L'autorité militaire nous fit l'honneur de nous adresser la dépêche
ministérielle, en nous demandant " notre opinion, non seulement
sur les diverses questions posées par le Ministre, mais aussi
sur l'intérêt qu'il y aurait, tant au point de vue de la
construction qu'à celui de l'exploitation, à substituer
au début la voie étroite à la voie normale, sur
toutes les lignes, en Algérie. "
Certes notre conviction était faite depuis longtemps et affermie
chaque jour d'avantage par ]es résultats indiscutables de l'expérience
acquise, - expérience faite d'ailleurs, il lfaut bien le dire,
surtout à l'étranger.
Et puisqu'il s'agit ici, avant tout, d'une question stratégique,
est-il donc quelqu'un dont l'esprit ne soit pas frappé par les
immenses résultats militaires obtenus à cette heure même
:
1° Par l'armée française,
en Algérie, dans la campagne du SudOranais, avec le chemin de
fer de 1m,10, qui s'enfonce vers Figuig, d'Arzew à Saïda,
Kreider et Mecheria, sur une longueur de 352 kilomètres;
2° Par l'armée autrichienne,
en Bosnie, avec la petite voie improvisée de 0m,76, allant de
Brood à Zenica et Sarajevo, sur une longueur de 270 kilomètres
!
On nous saura gré de citer ici quelques phrases de la lettre
que M. W. Nordling, lui-même, vient d'adresser à la Société
des Ingénieurs civils de France au sujet de cette dernière
voie.
A peine l'armée autrichienne avait-elle envahi la Bosnie, en
automne 1878, dit M. Nordling, qu'elle éprouva les plus grandes
difficultés de ravitaillement. L'Intendance payait jusqu'à
3 fr. 60 par tonne et par kilomètre, et ne pouvait pas répondre
de la subsistance du corps d'occupation, car les routes ouvertes à
l'armée par le génie militaire menaçaient de devenir
impraticables. Dans cette extrémité, le Ministre de la
Guerre décida l'établissement d'un chemin de fer provisoire,
partant de la place de Brood-sur-la-Save, et se dirigeant à peu
près du nord au sud, vers la capitale, Bosna-Séraï
ou Sarajevo.

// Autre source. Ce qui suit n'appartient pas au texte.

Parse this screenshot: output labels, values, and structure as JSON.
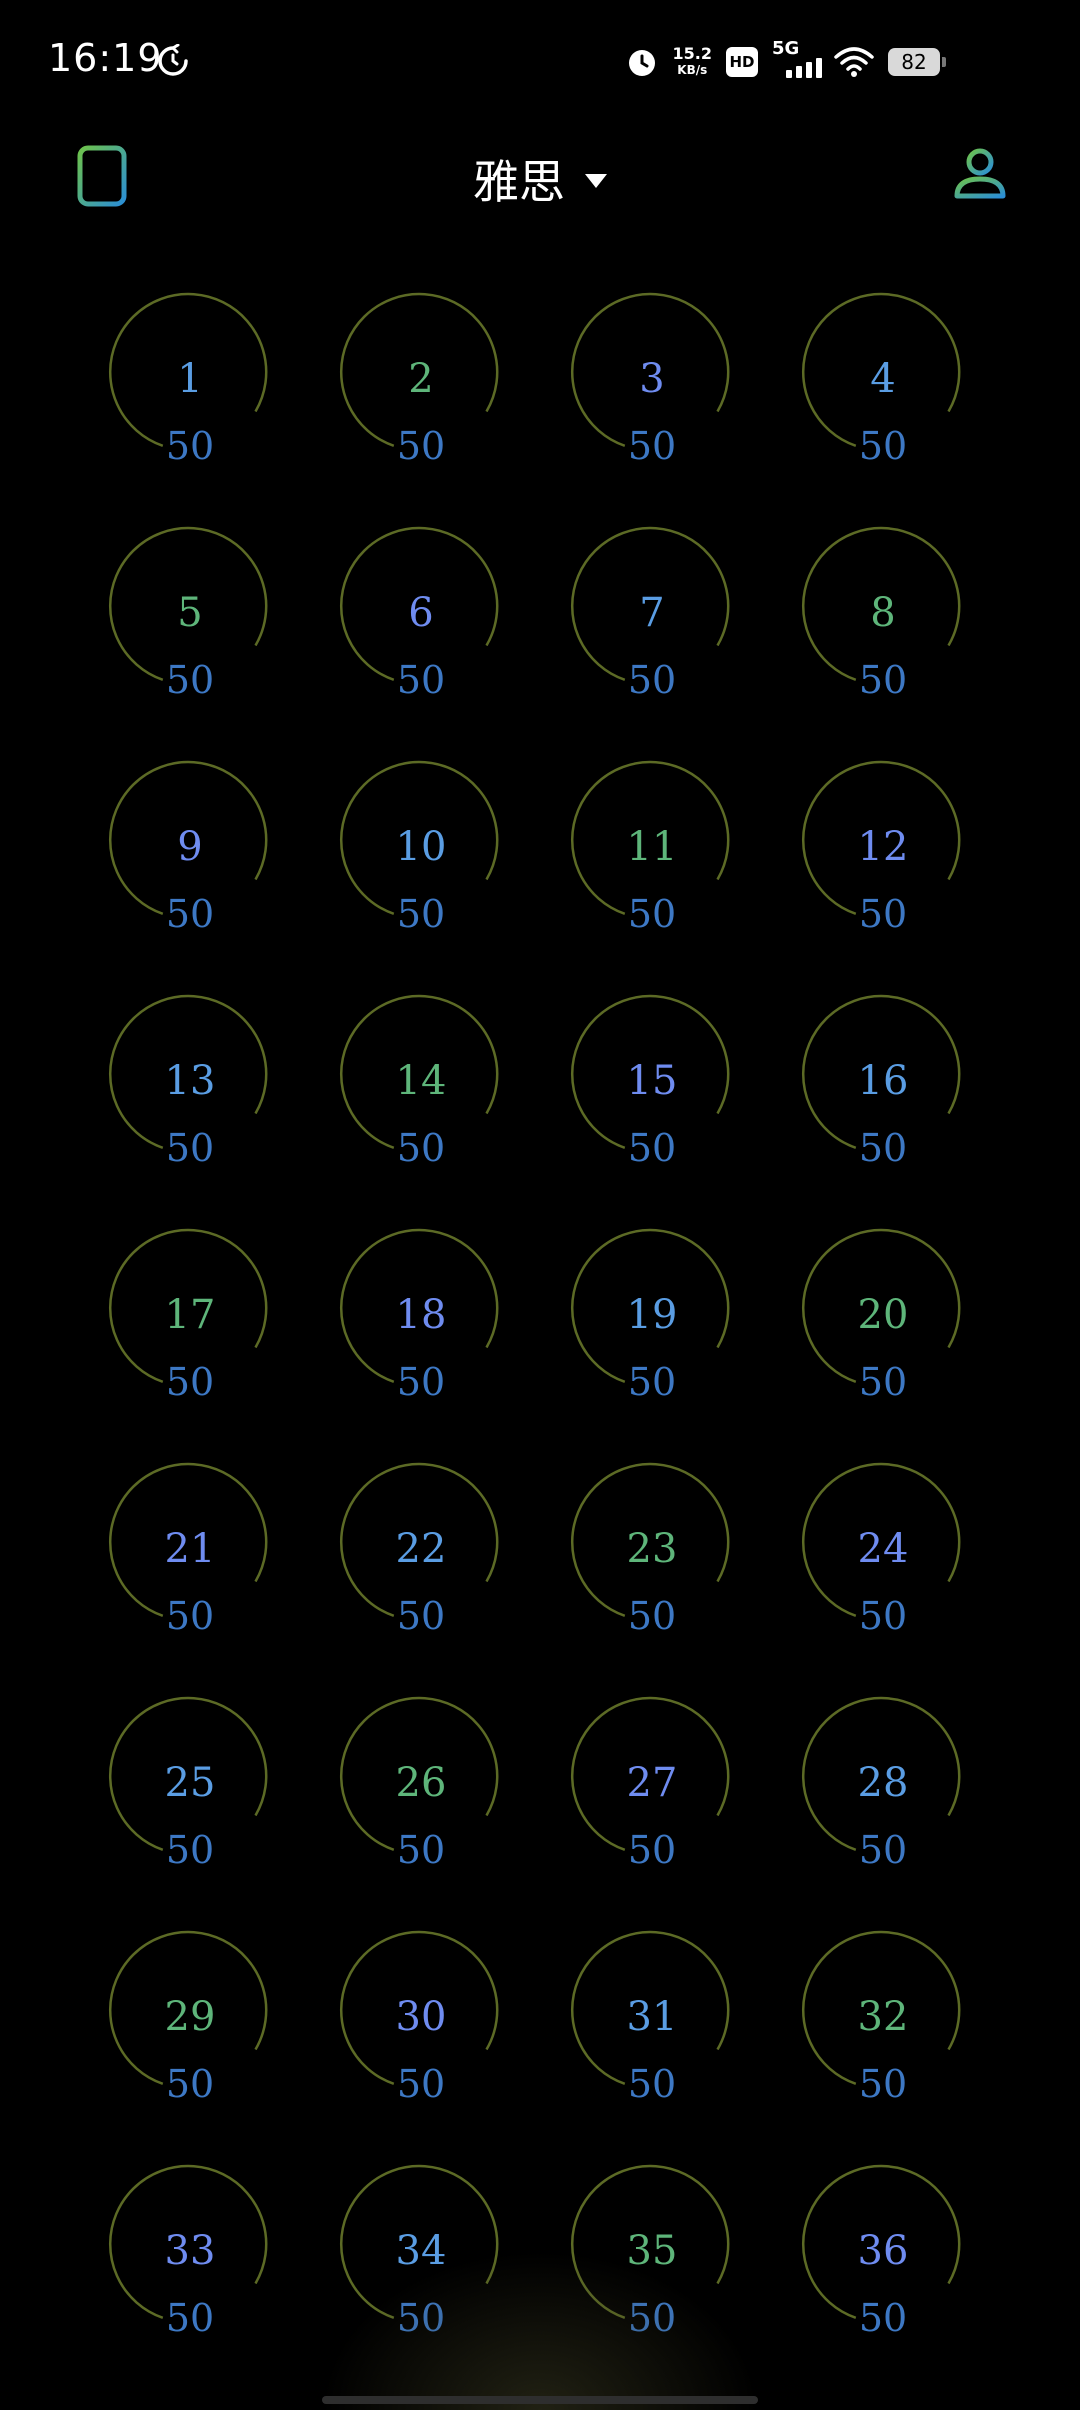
{
  "status_bar": {
    "time": "16:19",
    "net_speed_value": "15.2",
    "net_speed_unit": "KB/s",
    "hd_label": "HD",
    "network_label": "5G",
    "battery": "82"
  },
  "header": {
    "title": "雅思",
    "menu_icon": "document-list-icon",
    "profile_icon": "user-profile-icon"
  },
  "colors": {
    "ring": "#5c6a25",
    "count": "#3d78c4",
    "accent_blue": "#5a9de3",
    "accent_green": "#5eb57a",
    "icon_gradient_start": "#6dc24b",
    "icon_gradient_end": "#2b8fd6"
  },
  "units": [
    {
      "number": "1",
      "count": "50"
    },
    {
      "number": "2",
      "count": "50"
    },
    {
      "number": "3",
      "count": "50"
    },
    {
      "number": "4",
      "count": "50"
    },
    {
      "number": "5",
      "count": "50"
    },
    {
      "number": "6",
      "count": "50"
    },
    {
      "number": "7",
      "count": "50"
    },
    {
      "number": "8",
      "count": "50"
    },
    {
      "number": "9",
      "count": "50"
    },
    {
      "number": "10",
      "count": "50"
    },
    {
      "number": "11",
      "count": "50"
    },
    {
      "number": "12",
      "count": "50"
    },
    {
      "number": "13",
      "count": "50"
    },
    {
      "number": "14",
      "count": "50"
    },
    {
      "number": "15",
      "count": "50"
    },
    {
      "number": "16",
      "count": "50"
    },
    {
      "number": "17",
      "count": "50"
    },
    {
      "number": "18",
      "count": "50"
    },
    {
      "number": "19",
      "count": "50"
    },
    {
      "number": "20",
      "count": "50"
    },
    {
      "number": "21",
      "count": "50"
    },
    {
      "number": "22",
      "count": "50"
    },
    {
      "number": "23",
      "count": "50"
    },
    {
      "number": "24",
      "count": "50"
    },
    {
      "number": "25",
      "count": "50"
    },
    {
      "number": "26",
      "count": "50"
    },
    {
      "number": "27",
      "count": "50"
    },
    {
      "number": "28",
      "count": "50"
    },
    {
      "number": "29",
      "count": "50"
    },
    {
      "number": "30",
      "count": "50"
    },
    {
      "number": "31",
      "count": "50"
    },
    {
      "number": "32",
      "count": "50"
    },
    {
      "number": "33",
      "count": "50"
    },
    {
      "number": "34",
      "count": "50"
    },
    {
      "number": "35",
      "count": "50"
    },
    {
      "number": "36",
      "count": "50"
    }
  ]
}
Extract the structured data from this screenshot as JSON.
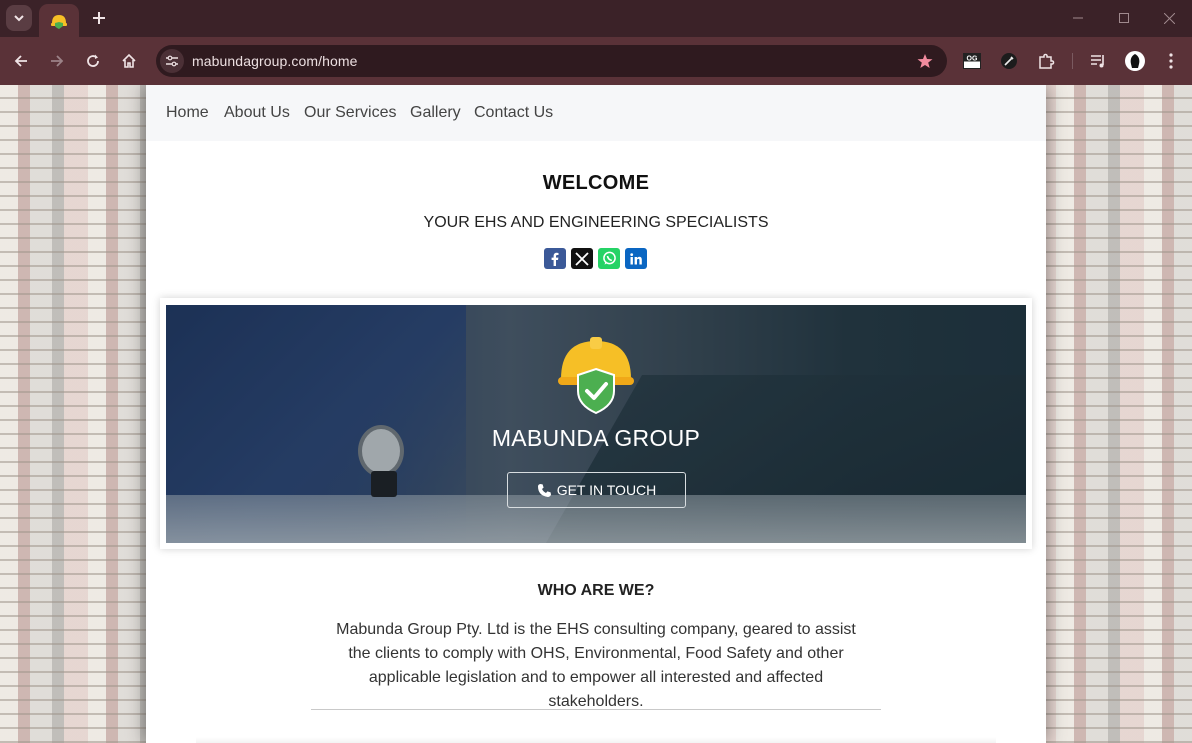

Pour aller plus vite, on devait utiliser des voies et wagons
au faible écartement de voie de 0m,76, restés disponibles
d'une entreprise de terrassement.
On construisit ainsi 190 kilomètres de chemin
de fer, avec des rayons de 50 et même de 40 mètres, avec
des déclivités de 14 millimètres par mètre,
franchissant quatre fois la rivière de Bosna sur des ponts de
130 à 190 mètres de débouché et aboutissant
à la petite ville de Zenica.
Ce chemin de fer improvisé, qui ne devait transporter
que les munitions de guerre et les subsistances militaires, et qui,
une fois l'occupation consommée et assurée, devait disparaître,
se vit bientôt entraîné à effectuer des transports
de troupes et à ouvrir ses gares aux voyageurs civils et aux
marchandises du commerce. Il subsiste encore aujourd'hui et, à
force de renouvellements et de parachèvements, il est devenu
l'artère principale de ce pays de 500 myriamètres carrés,
arraché à l'inertie orientale.
"
Zenica n'étant pas un terminus convenable, on travaille en ce
moment avec la plus grande activité à prolonger la ligne
d'environ 80 kilomètres, jusqu'à Sarajevo. L'ouverture
de ce prolongement doit avoir lieu au mois de septembre prochain. On
aura alors 270 kilomètres de voie étroite !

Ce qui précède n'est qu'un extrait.